I've been having a good-natured disagreement with Heidi Miller about the concept of Fair Use. She had, in a recent podcast, a lawyer asserting that every second of every created piece, no matter what, required permission, and that "Fair Use" was "only" a defense, not a right. As a long-time media producer, this didn't ring true to me, and so I was pretty excited when the recent edition of On the Media addressed it. In fact, they led me to an entire comic book written by Duke Law Professors on the subject (much easier to grasp for those of us who are visual learners, and an exercise in Fair Use itself).

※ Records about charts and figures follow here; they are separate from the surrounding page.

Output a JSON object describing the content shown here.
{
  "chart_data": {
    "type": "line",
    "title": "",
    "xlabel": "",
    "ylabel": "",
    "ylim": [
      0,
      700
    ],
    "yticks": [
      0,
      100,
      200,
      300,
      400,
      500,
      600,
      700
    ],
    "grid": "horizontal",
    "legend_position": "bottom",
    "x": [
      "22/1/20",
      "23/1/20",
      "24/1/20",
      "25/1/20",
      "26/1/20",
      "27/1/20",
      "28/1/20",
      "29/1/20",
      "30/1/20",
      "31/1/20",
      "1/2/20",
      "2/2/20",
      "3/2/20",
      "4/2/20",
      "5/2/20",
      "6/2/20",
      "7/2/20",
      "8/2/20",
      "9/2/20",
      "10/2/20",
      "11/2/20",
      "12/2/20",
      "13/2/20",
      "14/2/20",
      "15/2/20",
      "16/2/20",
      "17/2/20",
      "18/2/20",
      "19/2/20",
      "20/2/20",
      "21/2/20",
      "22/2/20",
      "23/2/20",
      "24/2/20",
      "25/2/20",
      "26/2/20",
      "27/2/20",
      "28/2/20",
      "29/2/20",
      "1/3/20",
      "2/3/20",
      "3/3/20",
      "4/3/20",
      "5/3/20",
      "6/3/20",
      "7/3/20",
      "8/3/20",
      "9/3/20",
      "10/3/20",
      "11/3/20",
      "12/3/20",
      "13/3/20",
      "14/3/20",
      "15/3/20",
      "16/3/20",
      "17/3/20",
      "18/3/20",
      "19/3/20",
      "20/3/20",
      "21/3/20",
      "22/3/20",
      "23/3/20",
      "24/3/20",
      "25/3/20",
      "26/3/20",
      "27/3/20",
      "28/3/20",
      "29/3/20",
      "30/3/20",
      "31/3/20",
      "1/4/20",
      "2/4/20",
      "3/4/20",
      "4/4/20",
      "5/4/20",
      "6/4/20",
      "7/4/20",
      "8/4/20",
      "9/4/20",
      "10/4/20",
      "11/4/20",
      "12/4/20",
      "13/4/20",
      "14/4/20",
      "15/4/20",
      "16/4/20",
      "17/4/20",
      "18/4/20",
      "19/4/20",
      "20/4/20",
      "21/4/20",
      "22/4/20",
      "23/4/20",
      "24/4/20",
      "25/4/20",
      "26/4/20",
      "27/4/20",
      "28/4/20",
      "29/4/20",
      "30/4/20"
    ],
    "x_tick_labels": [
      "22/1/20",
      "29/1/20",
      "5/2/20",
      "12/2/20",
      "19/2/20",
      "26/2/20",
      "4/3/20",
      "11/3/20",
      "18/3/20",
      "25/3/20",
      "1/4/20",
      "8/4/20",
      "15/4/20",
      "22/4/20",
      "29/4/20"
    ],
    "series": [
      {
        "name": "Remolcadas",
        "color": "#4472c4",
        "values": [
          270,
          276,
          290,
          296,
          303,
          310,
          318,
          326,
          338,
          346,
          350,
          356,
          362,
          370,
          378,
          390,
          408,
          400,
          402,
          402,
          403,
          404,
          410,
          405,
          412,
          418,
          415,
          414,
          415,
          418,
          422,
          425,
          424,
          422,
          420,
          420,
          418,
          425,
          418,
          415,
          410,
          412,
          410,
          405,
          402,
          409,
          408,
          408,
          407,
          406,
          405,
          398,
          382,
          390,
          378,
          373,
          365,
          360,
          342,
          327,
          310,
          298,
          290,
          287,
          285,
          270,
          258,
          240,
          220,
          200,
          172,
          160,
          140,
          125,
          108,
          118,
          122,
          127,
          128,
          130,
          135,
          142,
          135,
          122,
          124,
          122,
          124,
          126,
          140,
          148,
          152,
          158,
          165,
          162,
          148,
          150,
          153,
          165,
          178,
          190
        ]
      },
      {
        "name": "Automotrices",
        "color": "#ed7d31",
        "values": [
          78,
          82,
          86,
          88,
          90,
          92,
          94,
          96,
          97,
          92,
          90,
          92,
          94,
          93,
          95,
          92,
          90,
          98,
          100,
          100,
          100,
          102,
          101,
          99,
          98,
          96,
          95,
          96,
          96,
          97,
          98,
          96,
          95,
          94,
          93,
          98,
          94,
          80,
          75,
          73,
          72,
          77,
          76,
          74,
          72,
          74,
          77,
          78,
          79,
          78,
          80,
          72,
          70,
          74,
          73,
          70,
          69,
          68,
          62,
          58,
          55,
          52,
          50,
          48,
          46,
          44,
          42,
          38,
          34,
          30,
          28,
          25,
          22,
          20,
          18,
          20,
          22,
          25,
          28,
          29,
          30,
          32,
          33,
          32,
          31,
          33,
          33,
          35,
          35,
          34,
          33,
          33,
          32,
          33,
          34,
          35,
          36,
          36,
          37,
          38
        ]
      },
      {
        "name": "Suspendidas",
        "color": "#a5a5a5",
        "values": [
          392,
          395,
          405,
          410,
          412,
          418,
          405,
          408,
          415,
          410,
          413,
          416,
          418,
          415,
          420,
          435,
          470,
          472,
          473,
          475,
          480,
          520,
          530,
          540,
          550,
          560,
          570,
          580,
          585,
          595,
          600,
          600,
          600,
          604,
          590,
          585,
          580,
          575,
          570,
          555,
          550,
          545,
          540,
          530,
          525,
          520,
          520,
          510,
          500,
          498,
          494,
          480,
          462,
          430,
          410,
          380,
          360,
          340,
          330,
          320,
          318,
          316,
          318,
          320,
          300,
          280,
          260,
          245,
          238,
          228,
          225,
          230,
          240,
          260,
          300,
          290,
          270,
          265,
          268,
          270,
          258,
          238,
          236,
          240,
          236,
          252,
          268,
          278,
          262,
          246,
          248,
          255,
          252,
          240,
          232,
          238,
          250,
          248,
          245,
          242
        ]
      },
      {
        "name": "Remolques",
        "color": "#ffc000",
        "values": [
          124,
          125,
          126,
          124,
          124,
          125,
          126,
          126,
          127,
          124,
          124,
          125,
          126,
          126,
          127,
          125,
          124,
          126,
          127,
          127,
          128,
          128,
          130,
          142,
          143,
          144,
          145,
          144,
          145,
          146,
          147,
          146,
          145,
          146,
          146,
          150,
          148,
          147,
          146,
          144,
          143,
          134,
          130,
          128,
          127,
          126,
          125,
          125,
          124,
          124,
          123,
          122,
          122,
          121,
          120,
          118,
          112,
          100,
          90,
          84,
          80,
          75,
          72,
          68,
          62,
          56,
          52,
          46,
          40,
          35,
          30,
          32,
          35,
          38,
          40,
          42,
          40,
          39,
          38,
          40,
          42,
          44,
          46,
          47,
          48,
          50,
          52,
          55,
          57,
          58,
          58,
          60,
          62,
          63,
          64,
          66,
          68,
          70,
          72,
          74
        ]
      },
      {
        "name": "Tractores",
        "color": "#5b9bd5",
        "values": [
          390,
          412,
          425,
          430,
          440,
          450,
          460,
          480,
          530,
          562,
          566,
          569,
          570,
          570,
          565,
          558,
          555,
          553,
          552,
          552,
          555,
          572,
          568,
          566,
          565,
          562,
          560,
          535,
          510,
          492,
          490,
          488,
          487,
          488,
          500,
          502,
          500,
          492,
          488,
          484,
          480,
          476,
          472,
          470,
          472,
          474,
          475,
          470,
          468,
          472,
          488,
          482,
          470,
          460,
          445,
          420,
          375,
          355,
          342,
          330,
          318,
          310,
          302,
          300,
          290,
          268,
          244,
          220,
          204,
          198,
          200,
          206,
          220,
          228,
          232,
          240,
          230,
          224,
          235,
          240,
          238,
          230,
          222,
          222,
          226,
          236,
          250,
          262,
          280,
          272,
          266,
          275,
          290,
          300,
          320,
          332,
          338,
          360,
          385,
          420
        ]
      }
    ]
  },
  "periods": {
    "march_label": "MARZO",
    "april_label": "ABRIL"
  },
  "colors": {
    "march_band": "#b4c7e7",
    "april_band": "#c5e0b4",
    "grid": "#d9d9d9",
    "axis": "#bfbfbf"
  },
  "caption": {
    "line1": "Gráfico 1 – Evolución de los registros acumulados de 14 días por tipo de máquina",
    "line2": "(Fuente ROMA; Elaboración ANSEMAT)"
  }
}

The whole thing is worth a read, but the part that I found most supportive came in the afterword:
"To be fair, in many-perhaps most-cases these demands for payment or clearance have nothing to do with copyright law as it stands. Instead, they are a manifestation of a "permissions culture" premised on the belief that copyright gives its owners the right to demand payment for every type of useage, no matter its length, or its purpose, or the context in which it is set. But that is not, and never has been the law."
They also specifically include podcasting in their overview of why Fair Use is essential to the continuing documentation of our culture.
As an artist, I tend to be pretty free with my work, as long as I'm credited--I do not expect to get rich from my art, I simply want the freedom to continue to make it. Fair Use, I argue, is, in fact, a right--not a weaselish way to get out of paying for money. It's also a requirement, I feel, to hold people accountable for the things they say--if I do not have the ability to let you hear the latest lie from [Right Wing Pundit] in my effort to disprove it, then it severely diminishes free speech in general.